The tool will support Excel and remote data source plugin from the beginning. The section below lists the required input files for each of the aforementioned plugins.

  • Preparation: The preparation steps differ based on selected data source.

    1. Excel Based Data Source.
      • Gather the following input files:
        1. Excel based site Engineering package. This file contains detail specification covering IPMI, Public IPs, Private IPs, VLAN, Site Details, etc.
        2. Excel Specification to aid parsing of the above Excel file. It contains details about specific rows and columns in various sheet which contain the necessary information to build site manifests.
        3. Site specific configuration file containing additional configuration like proxy, bgp information, interface names, etc.
        4. Intermediary YAML file. In this cases Site Engineering Package and Excel specification are not required.
    2. Remote Data Source
      • Gather the following input information:
        1. End point configuration file containing credentials to enable its access. Each end-point type shall have their access governed by their respective plugins and associated configuration file.
        2. Site specific configuration file containing additional configuration like proxy, bgp information, interface names, etc. These will be used if information extracted from remote site is insufficient.
  • Program execution

    1. CLI Options:

      -g, --generate_intermediary Dump intermediary file from passed Excel and Excel spec.
      -m, --generate_manifests Generate manifests from the generated intermediary file.
      -x, --excel PATH Path to engineering Excel file, to be passed with generate_intermediary. The -s option is mandatory with this option. Multiple engineering files can be used. For example: -x file1.xls -x file2.xls
      -s, --exel_spec PATH Path to Excel spec, to be passed with generate_intermediary. The -x option is mandatory along with this option.
      -i, --intermediary PATH Path to intermediary file,to be passed with generate_manifests.

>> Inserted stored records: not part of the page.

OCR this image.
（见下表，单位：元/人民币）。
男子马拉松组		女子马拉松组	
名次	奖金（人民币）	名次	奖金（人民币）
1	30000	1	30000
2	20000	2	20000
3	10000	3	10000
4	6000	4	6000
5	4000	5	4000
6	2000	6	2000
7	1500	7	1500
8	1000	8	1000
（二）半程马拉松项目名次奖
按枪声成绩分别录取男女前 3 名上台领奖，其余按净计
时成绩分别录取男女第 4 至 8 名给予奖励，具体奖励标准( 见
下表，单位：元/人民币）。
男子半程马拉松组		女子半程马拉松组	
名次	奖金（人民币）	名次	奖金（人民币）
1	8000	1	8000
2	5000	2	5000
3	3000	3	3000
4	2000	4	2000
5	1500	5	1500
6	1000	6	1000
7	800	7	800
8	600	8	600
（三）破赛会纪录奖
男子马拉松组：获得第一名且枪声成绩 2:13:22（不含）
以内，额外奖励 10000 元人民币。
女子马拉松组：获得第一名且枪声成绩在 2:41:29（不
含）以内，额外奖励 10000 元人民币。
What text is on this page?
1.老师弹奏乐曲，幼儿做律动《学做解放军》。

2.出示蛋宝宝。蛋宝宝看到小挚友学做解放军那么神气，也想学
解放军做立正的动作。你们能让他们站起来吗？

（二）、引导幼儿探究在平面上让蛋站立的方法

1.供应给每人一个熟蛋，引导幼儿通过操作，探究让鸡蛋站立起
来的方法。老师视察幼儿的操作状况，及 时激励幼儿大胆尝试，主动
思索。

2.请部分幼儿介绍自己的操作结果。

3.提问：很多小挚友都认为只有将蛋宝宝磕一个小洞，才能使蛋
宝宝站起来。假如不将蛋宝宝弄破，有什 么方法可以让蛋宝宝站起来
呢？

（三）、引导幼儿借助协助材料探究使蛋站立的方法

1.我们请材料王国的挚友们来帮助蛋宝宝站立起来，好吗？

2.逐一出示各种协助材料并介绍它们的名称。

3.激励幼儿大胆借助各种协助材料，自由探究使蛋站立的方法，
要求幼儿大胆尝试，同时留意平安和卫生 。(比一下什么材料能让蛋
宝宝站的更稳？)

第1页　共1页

The -g and -x options are not required with this option.
      -d, --site_config PATH Path to the site specific YAML file [required]
      -l, --loglevel INTEGER Loglevel NOTSET:0 ,DEBUG:10, INFO:20, WARNING:30, ERROR:40, CRITICAL:50 [default:20]
      -e, --end_point_config File containing end-point configurations like user-name password, certificates, URL, etc.
      --help Show this message and exit.
    2. Example:

    1. Using Excel spec as input data source:

      Generate Intermediary: spyglass -g -x <DesignSpec> -s <excel spec> -d <site-config>

      Generate Manifest & Intermediary: spyglass -mg -x <DesignSpec> -s <excel spec> -d <site-config>

      Generate Manifest with Intermediary: spyglass -m -i <intermediary>

    2. Using external data source as input:

      Generate Manifest and Intermediary: spyglass -m -g -e<end_point_config> -d <site-config>

      Generate Manifest: spyglass -m -e<end_point_config> -d <site-config>

      Note

      The end_point_config shall include attributes of the external data source that are necessary for its access. Each external data source type shall have its own plugin to configure its corresponding credentials.

  • Program output:

    1. Site Manifests: As an initial release, the program shall output manifest files for "airship-seaworthy" site. For example: baremetal, deployment, networks, pki, etc. Reference: https://github.com/openstack/airship-treasuremap/tree/master/site/airship-seaworthy
    2. Intermediary YAML: Containing aggregated site information generated from data sources that is used to generate the above site manifests.

Future Work

  1. Schema based manifest generation instead of Jinja2 templates. It shall be possible to cleanly transition to this schema based generation keeping a unique mapping between schema and generated manifests. Currently this is managed by considering a mapping of j2 templates with schemas and site type.
  2. UI editor for intermediary YAML

Alternatives

  1. Schema based manifest generation instead of Jinja2 templates.
  2. Develop the data source plugins as an extension to Pegleg.

Dependencies

  1. Availability of a repository to store Jinja2 templates.
  2. Availability of a repository to store generated manifests.